The Ben Ish Hai (Rav Yosef Haim of Baghdad, 1833-1909) writes in Parashat Debarim (listen to audio recording for precise citation) that one should make a special effort to recite Birkat Ha’lebana on Mosa’eh Tisha B’Ab with joy. Birkat Ha’lebana should always be recited joyfully, but this is especially important on Mosa’eh Tisha B’Ab. In particular, one should recite the verse of "David Melech Yisrael" with special feelings of joy, as this verse relates to the theme of Ge’ula (redemption), which of course should be at the forefront of our minds as we leave Tisha B’Ab.
A number of Halachic authorities raise the question of whether Birkat Ha’lebana may be recited with non-leather shoes. This recitation involves the greeting of the Shechina, and it should therefore be recited with fine clothing.
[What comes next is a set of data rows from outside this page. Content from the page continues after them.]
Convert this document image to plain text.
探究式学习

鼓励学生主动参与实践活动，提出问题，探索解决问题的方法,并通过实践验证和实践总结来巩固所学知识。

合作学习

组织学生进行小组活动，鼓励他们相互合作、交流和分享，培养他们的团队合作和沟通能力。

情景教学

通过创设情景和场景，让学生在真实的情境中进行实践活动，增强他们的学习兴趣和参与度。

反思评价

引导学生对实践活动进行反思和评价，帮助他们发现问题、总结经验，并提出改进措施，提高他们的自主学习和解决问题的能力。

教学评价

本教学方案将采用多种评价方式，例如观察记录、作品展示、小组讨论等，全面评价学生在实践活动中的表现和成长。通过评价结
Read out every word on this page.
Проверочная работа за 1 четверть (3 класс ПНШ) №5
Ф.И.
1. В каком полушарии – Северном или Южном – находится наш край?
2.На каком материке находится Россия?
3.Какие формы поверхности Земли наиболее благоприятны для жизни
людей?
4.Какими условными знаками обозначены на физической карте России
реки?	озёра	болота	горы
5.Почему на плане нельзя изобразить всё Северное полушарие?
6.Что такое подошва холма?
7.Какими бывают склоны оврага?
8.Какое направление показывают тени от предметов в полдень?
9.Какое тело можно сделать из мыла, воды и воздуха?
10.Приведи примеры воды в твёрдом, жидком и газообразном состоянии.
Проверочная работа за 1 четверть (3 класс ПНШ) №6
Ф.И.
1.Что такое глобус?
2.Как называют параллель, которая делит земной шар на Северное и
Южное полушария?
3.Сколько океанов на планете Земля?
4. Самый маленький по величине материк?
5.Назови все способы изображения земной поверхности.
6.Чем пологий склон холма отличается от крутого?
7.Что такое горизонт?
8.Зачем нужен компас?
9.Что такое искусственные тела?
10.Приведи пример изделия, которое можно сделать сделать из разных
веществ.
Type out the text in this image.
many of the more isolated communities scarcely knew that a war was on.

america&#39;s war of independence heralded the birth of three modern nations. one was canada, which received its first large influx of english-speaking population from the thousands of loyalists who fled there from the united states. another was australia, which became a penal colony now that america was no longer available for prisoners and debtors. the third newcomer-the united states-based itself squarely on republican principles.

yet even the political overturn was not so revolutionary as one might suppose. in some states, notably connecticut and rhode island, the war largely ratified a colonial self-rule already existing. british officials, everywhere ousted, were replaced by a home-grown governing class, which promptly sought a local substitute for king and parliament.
Perhaps, then, it should be preferable to first return home and change into ordinary shoes before reciting this Beracha. However, the Mishna Berura (Rav Yisrael Meir Kagan of Radin, 1839-1933) writes (426:11) that if the congregation will be reciting Birkat Ha’lebana together after Arbit, it is preferable to recite Birkat He’lebana with the congregation, "Be’rob Am" (with a large crowd), even in non-leather shoes. But if, for whatever reason, one will be reciting Birkat Ha’lebana privately, and not with a Minyan, then he should first put on his leather shoes before reciting the Beracha.
Another issue is whether one should first break the fast before reciting Birkat Ha’lebana, so that he will be able to recite it with joy. The Hesed La’alafim (Rav Eliezer Papo, 1786-1827) writes that it is indeed proper to eat something before reciting Birkat Ha’lebana on Mosa’eh Tisha Bab. However, the consensus among the Halachic authorities is that it is preferable to recite Birkat Ha’lebana with the congregation without eating, than to return home, eat and recite the Beracha privately. But if one will in any event be reciting Birkat Ha’lebana privately, then he should eat something before reciting the Beracha.
Summary: It is customary to recite Birkat Ha’lebana immediately after Tisha B’Ab, and it should be recited joyfully. If, for whatever reason, one will be reciting Birkat Ha’lebana on Mosa’eh Tisha B’Ab privately, then he should first break his fast and put on ordinary shoes. Preferably, though, Birkat Ha’lebana should be recited together with the congregation, even with non-leather shoes and even if this requires reciting the Beracha before breaking the fast.